Paul Kircher a du mal à se faire à sa nouvelle vie et école, mais il fait quelques rencontres. Rapidement il réalise surtout qu’il est lui-même en train d’initier sa propre mutation vers un animal, et il se transforme peu à peu.

L’histoire est finalement assez simple, et l’écriture même est assez classique, mais si le film est si bien c’est parce que c’est remarquablement filmé, et tenus par des acteurs hors pair. Et là on retrouve la qualité du film français, il y a un charme incroyable dans ces plans, et dans la manière dont les relations humaines sont montrées. La relation père-fils est très belle et émouvante, et on ne peut être insensible à cet homme qui perd coup sur coup sa femme et son fils dans leurs transformations immuables, et un retour à la nature en conséquence.

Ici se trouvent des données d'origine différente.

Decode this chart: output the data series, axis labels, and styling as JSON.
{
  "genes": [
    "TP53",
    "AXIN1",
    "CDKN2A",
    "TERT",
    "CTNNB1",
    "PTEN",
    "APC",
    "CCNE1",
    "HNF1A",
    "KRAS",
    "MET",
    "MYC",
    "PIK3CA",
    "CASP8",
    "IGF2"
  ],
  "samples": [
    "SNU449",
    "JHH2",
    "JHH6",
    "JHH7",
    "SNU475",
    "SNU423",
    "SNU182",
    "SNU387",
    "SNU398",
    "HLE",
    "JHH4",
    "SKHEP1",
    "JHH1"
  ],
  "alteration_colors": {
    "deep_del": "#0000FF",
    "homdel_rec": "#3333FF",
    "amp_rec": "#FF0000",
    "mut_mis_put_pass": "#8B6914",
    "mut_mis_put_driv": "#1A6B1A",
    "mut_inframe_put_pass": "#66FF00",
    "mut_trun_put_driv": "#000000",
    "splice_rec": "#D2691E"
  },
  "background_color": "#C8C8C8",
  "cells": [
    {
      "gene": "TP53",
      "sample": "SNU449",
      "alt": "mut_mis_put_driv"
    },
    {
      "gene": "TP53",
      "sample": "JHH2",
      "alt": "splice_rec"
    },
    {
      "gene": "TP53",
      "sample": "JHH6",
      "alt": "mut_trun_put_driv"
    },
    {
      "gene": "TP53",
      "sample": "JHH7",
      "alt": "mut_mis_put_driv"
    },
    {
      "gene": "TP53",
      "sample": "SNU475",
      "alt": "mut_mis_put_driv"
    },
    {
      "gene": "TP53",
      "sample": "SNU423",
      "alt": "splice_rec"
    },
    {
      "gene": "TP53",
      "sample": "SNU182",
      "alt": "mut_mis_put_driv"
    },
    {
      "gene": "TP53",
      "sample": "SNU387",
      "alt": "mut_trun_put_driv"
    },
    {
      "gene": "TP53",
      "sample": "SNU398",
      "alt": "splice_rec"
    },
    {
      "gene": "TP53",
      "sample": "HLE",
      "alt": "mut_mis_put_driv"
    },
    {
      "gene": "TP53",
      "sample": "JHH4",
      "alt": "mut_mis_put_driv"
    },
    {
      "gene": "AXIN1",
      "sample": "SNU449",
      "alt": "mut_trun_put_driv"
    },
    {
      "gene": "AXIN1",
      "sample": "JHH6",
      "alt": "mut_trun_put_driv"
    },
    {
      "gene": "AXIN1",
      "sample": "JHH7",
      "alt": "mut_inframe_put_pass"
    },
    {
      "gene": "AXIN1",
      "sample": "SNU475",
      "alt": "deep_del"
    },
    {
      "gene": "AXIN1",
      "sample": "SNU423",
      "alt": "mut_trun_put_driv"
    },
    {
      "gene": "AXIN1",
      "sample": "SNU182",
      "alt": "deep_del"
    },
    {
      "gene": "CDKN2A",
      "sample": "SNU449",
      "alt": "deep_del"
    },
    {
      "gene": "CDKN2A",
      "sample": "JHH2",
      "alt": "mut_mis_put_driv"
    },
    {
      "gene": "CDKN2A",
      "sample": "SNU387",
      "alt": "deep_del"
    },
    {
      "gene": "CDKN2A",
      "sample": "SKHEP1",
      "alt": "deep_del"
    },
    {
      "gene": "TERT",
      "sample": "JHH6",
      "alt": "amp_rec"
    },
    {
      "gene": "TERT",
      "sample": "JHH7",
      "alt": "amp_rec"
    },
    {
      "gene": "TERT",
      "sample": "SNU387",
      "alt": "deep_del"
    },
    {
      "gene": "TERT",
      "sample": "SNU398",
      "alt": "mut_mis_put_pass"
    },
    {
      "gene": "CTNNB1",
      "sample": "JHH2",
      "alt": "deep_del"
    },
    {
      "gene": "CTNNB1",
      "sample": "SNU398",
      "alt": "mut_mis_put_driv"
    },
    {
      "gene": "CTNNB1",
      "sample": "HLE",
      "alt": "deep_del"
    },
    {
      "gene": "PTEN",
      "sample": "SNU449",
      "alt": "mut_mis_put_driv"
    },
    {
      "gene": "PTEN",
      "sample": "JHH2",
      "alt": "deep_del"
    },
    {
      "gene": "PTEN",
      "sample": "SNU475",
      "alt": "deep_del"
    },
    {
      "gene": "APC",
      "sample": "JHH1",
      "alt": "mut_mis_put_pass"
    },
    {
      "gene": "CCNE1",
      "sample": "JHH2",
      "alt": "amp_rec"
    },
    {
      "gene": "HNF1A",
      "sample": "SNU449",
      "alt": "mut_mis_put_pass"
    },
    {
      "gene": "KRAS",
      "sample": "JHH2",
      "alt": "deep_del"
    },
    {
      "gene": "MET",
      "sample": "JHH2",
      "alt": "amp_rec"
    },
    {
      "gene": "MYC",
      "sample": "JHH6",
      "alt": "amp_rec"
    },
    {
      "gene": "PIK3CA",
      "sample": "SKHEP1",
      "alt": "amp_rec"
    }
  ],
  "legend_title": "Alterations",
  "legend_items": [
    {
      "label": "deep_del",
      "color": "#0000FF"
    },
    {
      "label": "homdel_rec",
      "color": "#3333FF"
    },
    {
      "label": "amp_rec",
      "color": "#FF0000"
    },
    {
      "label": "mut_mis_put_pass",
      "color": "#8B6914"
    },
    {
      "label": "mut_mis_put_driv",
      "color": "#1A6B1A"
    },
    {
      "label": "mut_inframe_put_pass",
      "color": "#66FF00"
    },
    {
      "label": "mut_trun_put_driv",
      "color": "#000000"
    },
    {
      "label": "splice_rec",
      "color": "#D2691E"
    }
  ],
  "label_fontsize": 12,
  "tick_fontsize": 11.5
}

J’ai aussi beaucoup aimé l’exemple de l’homme-oiseau et son apprentissage, tout cela aurait pu être ridicule mais ça ne l’est absolument jamais. Au contraire, les aspects fantastiques de ces bestioles, dignes de l’île du Docteur Moreau, sont toujours touchants et un peu effrayants. Et finalement, je m’attendais à une histoire métaphorique un peu comme dans « The Lobster » (film que j’affectionne beaucoup) et ce n’est pas tout à fait cela, c’est à la fois une histoire fantastique beaucoup plus littérale, et en même temps on ne peut s’empêcher de chercher des liens avec l’émancipation, le rapport à l’animal ou la vie en société.

Donc c’est un film qui se tient super bien, qui surfe sans problème sur sa thématique fantastique de base, mais qui propose avant tout une magnifique intrigue familiale et intime. L’évolution de Paul Kircher est remarquablement interprétée par ce jeune homme qui apparaît drôlement doué. Scène après scène, on voit dans son physique, sa manière de parler ou ses expressions que des choses sont en train de changer, de le changer. Et le film n’est pas chiant du tout, il est au contraire passionnant, bien rythmé, et donne ses lettres de noblesse au cinéma bien de chez nous. Pourvu qu’on en ait plein d’autres comme ça !!!